U of A educational psychology researcher Martin Mrazik, who participated in a study led by the University of Calgary’s sport injury prevention research team, said the research showed policy changes banning bodychecking in non-elite bantam hockey resulted in a 56 per cent drop in injuries.
Part of that decline was a dip in the concussion incidence rate from 3.34 concussions per 1,000 hours of play in leagues that allowed body checking to 2.01 in leagues where the tactic was banned.
“We did see a decrease in concussions; however, the drop wasn’t statistically significant,” said Mrazik.
He explained that fluctuation falls within the ebbs and flows of the concussion incidence rate in any given year. In the NHL, for instance, the number of concussions per 100 players can range from 4.6 like it did in the 1998-99 season to 7.7 in 2000-01.

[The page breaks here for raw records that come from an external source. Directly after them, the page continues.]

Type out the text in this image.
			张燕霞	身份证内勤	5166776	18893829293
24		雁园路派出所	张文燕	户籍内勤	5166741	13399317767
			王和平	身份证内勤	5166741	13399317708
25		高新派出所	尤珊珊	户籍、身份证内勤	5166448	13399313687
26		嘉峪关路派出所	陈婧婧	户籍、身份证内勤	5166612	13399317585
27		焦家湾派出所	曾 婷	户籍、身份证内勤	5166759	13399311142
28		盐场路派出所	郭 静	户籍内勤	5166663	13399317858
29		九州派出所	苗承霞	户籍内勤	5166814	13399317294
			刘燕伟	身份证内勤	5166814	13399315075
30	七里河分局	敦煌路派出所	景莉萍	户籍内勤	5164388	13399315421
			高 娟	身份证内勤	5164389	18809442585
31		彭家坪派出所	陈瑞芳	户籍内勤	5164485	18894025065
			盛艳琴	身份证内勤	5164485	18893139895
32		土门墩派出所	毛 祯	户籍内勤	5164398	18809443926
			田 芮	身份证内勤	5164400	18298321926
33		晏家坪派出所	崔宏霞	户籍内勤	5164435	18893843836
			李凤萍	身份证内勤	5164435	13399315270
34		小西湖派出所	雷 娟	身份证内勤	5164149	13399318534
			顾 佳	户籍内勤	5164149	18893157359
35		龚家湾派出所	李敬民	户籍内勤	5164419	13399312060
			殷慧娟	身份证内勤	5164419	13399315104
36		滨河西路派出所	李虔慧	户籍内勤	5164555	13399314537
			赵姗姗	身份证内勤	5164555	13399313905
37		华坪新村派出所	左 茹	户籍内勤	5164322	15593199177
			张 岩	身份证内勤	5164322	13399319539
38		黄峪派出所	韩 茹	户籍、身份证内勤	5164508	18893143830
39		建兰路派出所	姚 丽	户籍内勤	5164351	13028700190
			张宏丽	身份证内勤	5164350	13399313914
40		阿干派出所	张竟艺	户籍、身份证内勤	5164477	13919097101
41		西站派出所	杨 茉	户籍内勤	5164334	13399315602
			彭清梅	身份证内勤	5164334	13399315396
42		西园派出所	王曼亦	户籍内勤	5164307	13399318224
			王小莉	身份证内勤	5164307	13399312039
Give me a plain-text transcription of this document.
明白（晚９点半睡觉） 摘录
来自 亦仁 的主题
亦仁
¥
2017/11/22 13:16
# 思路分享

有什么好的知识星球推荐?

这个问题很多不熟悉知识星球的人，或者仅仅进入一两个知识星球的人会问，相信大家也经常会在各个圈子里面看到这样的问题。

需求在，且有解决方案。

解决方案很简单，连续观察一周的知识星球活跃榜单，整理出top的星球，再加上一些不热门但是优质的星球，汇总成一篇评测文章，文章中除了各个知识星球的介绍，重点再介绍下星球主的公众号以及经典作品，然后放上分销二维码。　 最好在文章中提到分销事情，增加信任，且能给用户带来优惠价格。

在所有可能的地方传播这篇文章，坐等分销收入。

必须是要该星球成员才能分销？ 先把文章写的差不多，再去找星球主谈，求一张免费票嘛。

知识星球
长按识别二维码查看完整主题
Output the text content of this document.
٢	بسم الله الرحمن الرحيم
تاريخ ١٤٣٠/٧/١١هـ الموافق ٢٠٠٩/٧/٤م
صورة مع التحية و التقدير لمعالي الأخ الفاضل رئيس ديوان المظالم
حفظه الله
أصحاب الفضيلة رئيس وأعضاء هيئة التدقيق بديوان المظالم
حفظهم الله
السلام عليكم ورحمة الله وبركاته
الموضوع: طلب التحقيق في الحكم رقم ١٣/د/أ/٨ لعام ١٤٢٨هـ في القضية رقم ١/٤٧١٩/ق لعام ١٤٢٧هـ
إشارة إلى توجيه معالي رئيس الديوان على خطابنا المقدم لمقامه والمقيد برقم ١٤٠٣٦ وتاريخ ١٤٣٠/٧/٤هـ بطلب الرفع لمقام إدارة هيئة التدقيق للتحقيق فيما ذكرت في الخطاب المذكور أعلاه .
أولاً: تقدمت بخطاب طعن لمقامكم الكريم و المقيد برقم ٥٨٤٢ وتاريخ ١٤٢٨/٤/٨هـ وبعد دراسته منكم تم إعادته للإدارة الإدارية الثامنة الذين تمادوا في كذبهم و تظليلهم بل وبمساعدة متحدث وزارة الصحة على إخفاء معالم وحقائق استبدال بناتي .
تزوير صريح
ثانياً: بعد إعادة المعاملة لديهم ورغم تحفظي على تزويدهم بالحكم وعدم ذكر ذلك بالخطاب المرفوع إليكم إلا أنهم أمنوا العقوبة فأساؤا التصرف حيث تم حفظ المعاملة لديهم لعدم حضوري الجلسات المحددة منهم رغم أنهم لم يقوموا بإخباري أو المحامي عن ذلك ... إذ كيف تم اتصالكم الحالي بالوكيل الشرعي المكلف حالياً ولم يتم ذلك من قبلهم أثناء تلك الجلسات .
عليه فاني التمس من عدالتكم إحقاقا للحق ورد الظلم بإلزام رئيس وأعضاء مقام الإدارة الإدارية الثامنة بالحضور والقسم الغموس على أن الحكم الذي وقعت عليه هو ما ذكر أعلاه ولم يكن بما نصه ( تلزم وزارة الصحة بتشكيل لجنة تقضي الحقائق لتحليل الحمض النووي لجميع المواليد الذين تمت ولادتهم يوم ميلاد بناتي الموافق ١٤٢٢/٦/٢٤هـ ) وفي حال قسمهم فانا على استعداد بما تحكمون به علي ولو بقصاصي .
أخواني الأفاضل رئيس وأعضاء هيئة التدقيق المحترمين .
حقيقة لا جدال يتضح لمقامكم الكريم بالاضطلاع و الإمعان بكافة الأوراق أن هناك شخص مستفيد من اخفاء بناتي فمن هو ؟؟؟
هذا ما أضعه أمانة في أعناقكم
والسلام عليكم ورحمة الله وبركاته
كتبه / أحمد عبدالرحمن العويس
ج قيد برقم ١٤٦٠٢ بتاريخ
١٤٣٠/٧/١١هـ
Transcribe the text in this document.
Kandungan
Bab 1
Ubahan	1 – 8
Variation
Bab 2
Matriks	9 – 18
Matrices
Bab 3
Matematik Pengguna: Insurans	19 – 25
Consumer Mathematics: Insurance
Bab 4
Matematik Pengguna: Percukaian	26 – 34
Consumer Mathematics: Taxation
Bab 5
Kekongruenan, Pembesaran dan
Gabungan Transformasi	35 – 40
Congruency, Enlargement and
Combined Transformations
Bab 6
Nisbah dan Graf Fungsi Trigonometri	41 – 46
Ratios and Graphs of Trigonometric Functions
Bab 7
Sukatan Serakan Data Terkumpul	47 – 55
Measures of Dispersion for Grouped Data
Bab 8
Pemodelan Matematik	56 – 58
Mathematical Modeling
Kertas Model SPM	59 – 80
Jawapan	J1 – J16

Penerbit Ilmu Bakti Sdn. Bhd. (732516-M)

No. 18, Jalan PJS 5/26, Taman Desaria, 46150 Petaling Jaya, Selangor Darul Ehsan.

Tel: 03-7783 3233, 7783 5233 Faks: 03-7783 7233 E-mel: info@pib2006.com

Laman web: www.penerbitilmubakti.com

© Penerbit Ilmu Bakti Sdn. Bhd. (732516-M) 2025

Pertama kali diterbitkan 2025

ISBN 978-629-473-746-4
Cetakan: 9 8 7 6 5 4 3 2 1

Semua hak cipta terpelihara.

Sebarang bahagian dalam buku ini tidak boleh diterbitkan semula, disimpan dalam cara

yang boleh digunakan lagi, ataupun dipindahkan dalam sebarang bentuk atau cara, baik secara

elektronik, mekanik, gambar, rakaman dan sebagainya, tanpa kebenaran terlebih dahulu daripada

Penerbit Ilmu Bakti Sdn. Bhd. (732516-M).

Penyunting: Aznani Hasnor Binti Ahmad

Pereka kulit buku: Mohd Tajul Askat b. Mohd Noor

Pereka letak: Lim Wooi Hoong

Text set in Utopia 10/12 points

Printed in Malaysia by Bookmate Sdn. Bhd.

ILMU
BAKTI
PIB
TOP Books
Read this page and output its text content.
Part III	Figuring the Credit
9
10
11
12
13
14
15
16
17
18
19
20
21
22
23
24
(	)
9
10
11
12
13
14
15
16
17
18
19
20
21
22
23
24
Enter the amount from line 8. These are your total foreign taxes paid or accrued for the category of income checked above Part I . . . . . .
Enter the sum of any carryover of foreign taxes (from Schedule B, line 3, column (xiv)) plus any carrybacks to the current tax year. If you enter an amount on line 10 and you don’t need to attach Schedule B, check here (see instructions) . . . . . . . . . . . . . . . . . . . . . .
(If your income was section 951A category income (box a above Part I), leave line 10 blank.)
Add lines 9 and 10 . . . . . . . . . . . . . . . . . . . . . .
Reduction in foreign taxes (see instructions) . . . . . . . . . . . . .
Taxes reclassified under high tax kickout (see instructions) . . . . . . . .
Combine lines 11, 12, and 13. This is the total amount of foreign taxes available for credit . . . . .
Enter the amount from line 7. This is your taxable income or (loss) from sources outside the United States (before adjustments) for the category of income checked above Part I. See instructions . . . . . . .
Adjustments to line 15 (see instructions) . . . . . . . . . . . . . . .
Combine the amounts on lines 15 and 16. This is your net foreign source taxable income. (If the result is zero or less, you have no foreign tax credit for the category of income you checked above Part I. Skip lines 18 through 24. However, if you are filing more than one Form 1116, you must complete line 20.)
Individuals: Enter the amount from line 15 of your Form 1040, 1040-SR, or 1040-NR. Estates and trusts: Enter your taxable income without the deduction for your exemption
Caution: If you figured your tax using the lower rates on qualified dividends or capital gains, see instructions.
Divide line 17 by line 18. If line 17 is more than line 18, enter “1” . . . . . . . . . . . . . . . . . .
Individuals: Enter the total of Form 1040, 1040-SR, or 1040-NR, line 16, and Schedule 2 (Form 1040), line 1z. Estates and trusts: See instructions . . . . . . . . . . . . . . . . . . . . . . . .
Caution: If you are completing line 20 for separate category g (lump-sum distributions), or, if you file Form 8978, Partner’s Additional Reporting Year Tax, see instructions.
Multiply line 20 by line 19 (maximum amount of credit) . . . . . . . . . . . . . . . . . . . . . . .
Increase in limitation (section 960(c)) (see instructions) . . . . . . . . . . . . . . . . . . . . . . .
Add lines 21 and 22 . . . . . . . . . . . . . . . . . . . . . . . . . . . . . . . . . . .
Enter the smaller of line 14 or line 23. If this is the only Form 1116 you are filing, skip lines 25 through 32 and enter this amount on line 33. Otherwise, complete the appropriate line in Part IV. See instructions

“You have this wiggle room, and that number wasn’t outside of that wiggle room,” Mrazik said.
Injuries, dropout rates down since bodychecking ban
Previous studies from this research group found peewee hockey players incurred three times more injuries in leagues where they were allowed to bodycheck. They led to a complete ban of bodychecking in peewee in 2013 by Hockey Canada. The same research also informed Hockey Edmonton’s 2016 decision to join a growing list of Alberta hockey associations eliminating body contact in all but the highest levels of bantam and midget leagues.
To help determine whether the policy decisions are leading to less injuries, bantam non-elite ice hockey players were recruited from leagues that allowed bodychecking and others where it was not allowed. The researchers had data from 49 bodychecking teams and 33 non-bodychecking teams.
Teams in the study agreed to log all game-related injuries that resulted in medical attention or an inability to complete a game or practice. Any player suspected of having a concussion was referred to a study physician for diagnosis and management.
Though the concussion rates didn’t drop as much as researchers had hoped, Mrazik noted that injury numbers did drop for the study years, as did dropout rates among kids playing bantam hockey, all of which he said can be at least partially attributed to the conversations taking place about concussions.
“There’s only so much injury you can remove from the game,” he said. “It wasn’t that long ago that concussions weren’t talked about. That’s changed and that’s a positive thing,” he said.
“The main message about concussions—that when a player has a concussion, they need to be evaluated by a medical professional and shouldn’t be returned to play unless they’ve been medically cleared—is working, so keep it up.”